12. “Good as Hell” by Lizzo
Lizzo is like that friend who will real-talk you into leaving a bad relationship and then will stick around to get you drunk afterward and check in on you the next day. “No one says ‘The only love I need is my own’ like Lizzo,” says science writer Sarah Kaplan. “All of her music is joyful, unapologetic, exhilarating – and this song in particular is so much fun. It articulates everything you need to remember when trying to get over someone: You are great. You are resilient. The world should be so lucky to include a person like you. I repeated the lyrics to myself a lot in the wake of a frustrating relationship last year: “Baby, how you feeling?

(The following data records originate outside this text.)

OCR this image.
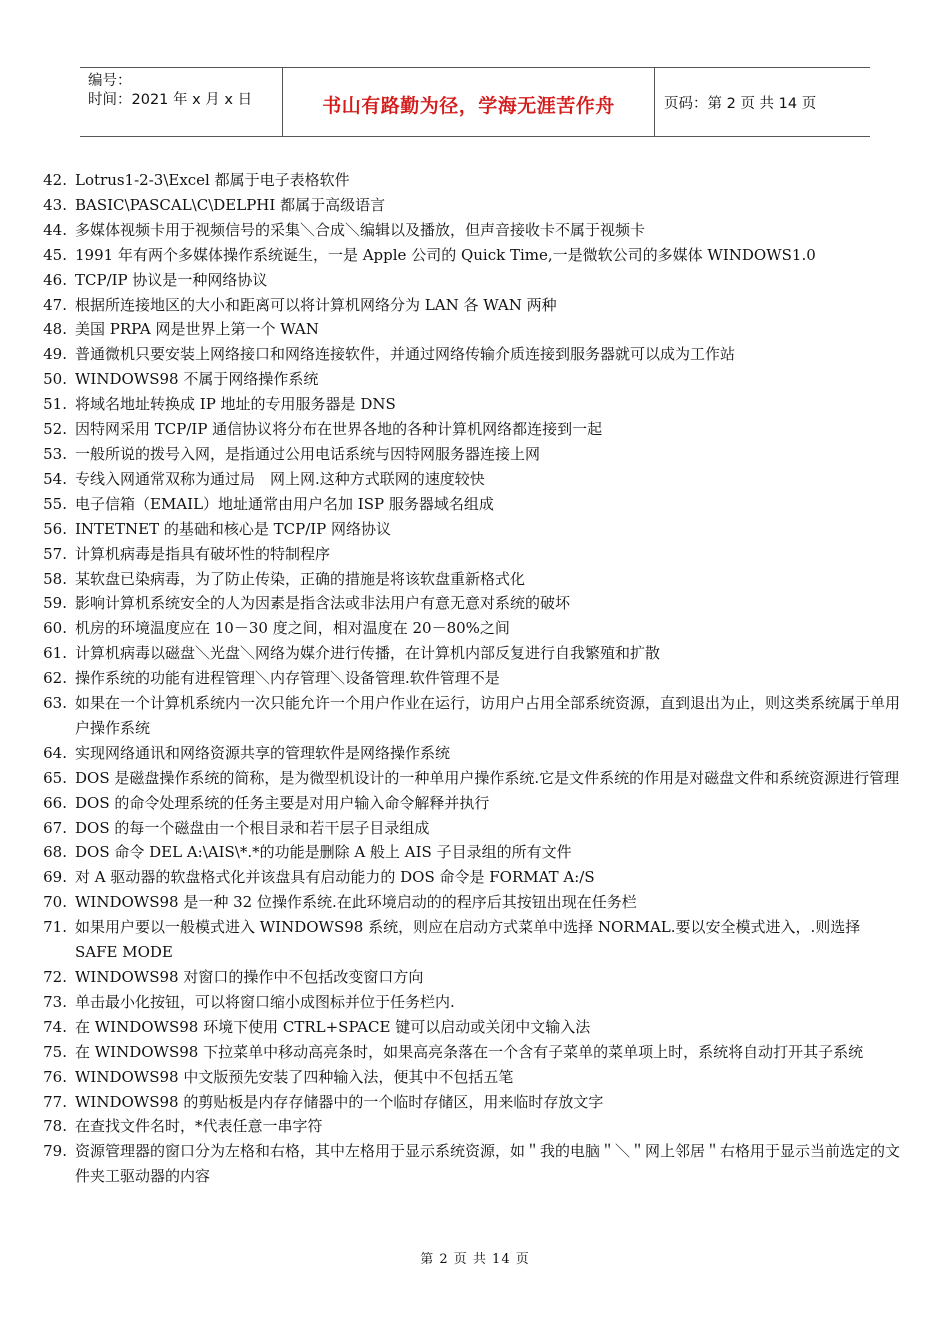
编号：
时间：2021 年 x 月 x 日	书山有路勤为径，学海无涯苦作舟	页码：第 2 页 共 14 页
42. Lotrus1-2-3\Excel 都属于电子表格软件
43. BASIC\PASCAL\C\DELPHI 都属于高级语言
44. 多媒体视频卡用于视频信号的采集＼合成＼编辑以及播放，但声音接收卡不属于视频卡
45. 1991 年有两个多媒体操作系统诞生，一是 Apple 公司的 Quick Time,一是微软公司的多媒体 WINDOWS1.0
46. TCP/IP 协议是一种网络协议
47. 根据所连接地区的大小和距离可以将计算机网络分为 LAN 各 WAN 两种
48. 美国 PRPA 网是世界上第一个 WAN
49. 普通微机只要安装上网络接口和网络连接软件，并通过网络传输介质连接到服务器就可以成为工作站
50. WINDOWS98 不属于网络操作系统
51. 将域名地址转换成 IP 地址的专用服务器是 DNS
52. 因特网采用 TCP/IP 通信协议将分布在世界各地的各种计算机网络都连接到一起
53. 一般所说的拨号入网，是指通过公用电话系统与因特网服务器连接上网
54. 专线入网通常双称为通过局　网上网.这种方式联网的速度较快
55. 电子信箱（EMAIL）地址通常由用户名加 ISP 服务器域名组成
56. INTETNET 的基础和核心是 TCP/IP 网络协议
57. 计算机病毒是指具有破坏性的特制程序
58. 某软盘已染病毒，为了防止传染，正确的措施是将该软盘重新格式化
59. 影响计算机系统安全的人为因素是指含法或非法用户有意无意对系统的破坏
60. 机房的环境温度应在 10－30 度之间，相对温度在 20－80%之间
61. 计算机病毒以磁盘＼光盘＼网络为媒介进行传播，在计算机内部反复进行自我繁殖和扩散
62. 操作系统的功能有进程管理＼内存管理＼设备管理.软件管理不是
63. 如果在一个计算机系统内一次只能允许一个用户作业在运行，访用户占用全部系统资源，直到退出为止，则这类系统属于单用户操作系统
64. 实现网络通讯和网络资源共享的管理软件是网络操作系统
65. DOS 是磁盘操作系统的简称，是为微型机设计的一种单用户操作系统.它是文件系统的作用是对磁盘文件和系统资源进行管理
66. DOS 的命令处理系统的任务主要是对用户输入命令解释并执行
67. DOS 的每一个磁盘由一个根目录和若干层子目录组成
68. DOS 命令 DEL A:\AIS\*.*的功能是删除 A 般上 AIS 子目录组的所有文件
69. 对 A 驱动器的软盘格式化并该盘具有启动能力的 DOS 命令是 FORMAT A:/S
70. WINDOWS98 是一种 32 位操作系统.在此环境启动的的程序后其按钮出现在任务栏
71. 如果用户要以一般模式进入 WINDOWS98 系统，则应在启动方式菜单中选择 NORMAL.要以安全模式进入，.则选择 SAFE MODE
72. WINDOWS98 对窗口的操作中不包括改变窗口方向
73. 单击最小化按钮，可以将窗口缩小成图标并位于任务栏内.
74. 在 WINDOWS98 环境下使用 CTRL+SPACE 键可以启动或关闭中文输入法
75. 在 WINDOWS98 下拉菜单中移动高亮条时，如果高亮条落在一个含有子菜单的菜单项上时，系统将自动打开其子系统
76. WINDOWS98 中文版预先安装了四种输入法，便其中不包括五笔
77. WINDOWS98 的剪贴板是内存存储器中的一个临时存储区，用来临时存放文字
78. 在查找文件名时，*代表任意一串字符
79. 资源管理器的窗口分为左格和右格，其中左格用于显示系统资源，如＂我的电脑＂＼＂网上邻居＂右格用于显示当前选定的文件夹工驱动器的内容
第 2 页 共 14 页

FEELING GOOD AS HELL!”
13. “I Will Survive” by Cake
Cake’s version of “I Will Survive” is a favorite of copy editor Brian Cleveland’s “because it has part of the inspiration and hope of the Gloria Gaynor version, but with a lot more anger and swearing.” It covers the entire breakup progression – from not knowing how you’ll function without your ex to doing damned fine on your own, thanks. And you’re certainly not taking them back. So just turn around now; you’re not welcome anymore.
14. “Triumph” by Wu-Tang Clan
Ahh, yeah, that’s right – we’re on to the acceptance stage. “While sappy songs may help you wallow, at some point you just need to get on with it,” says pop culture writer Elahe Izadi. “It’s impossible to listen to this Wu-Tang epic and not get amped up.”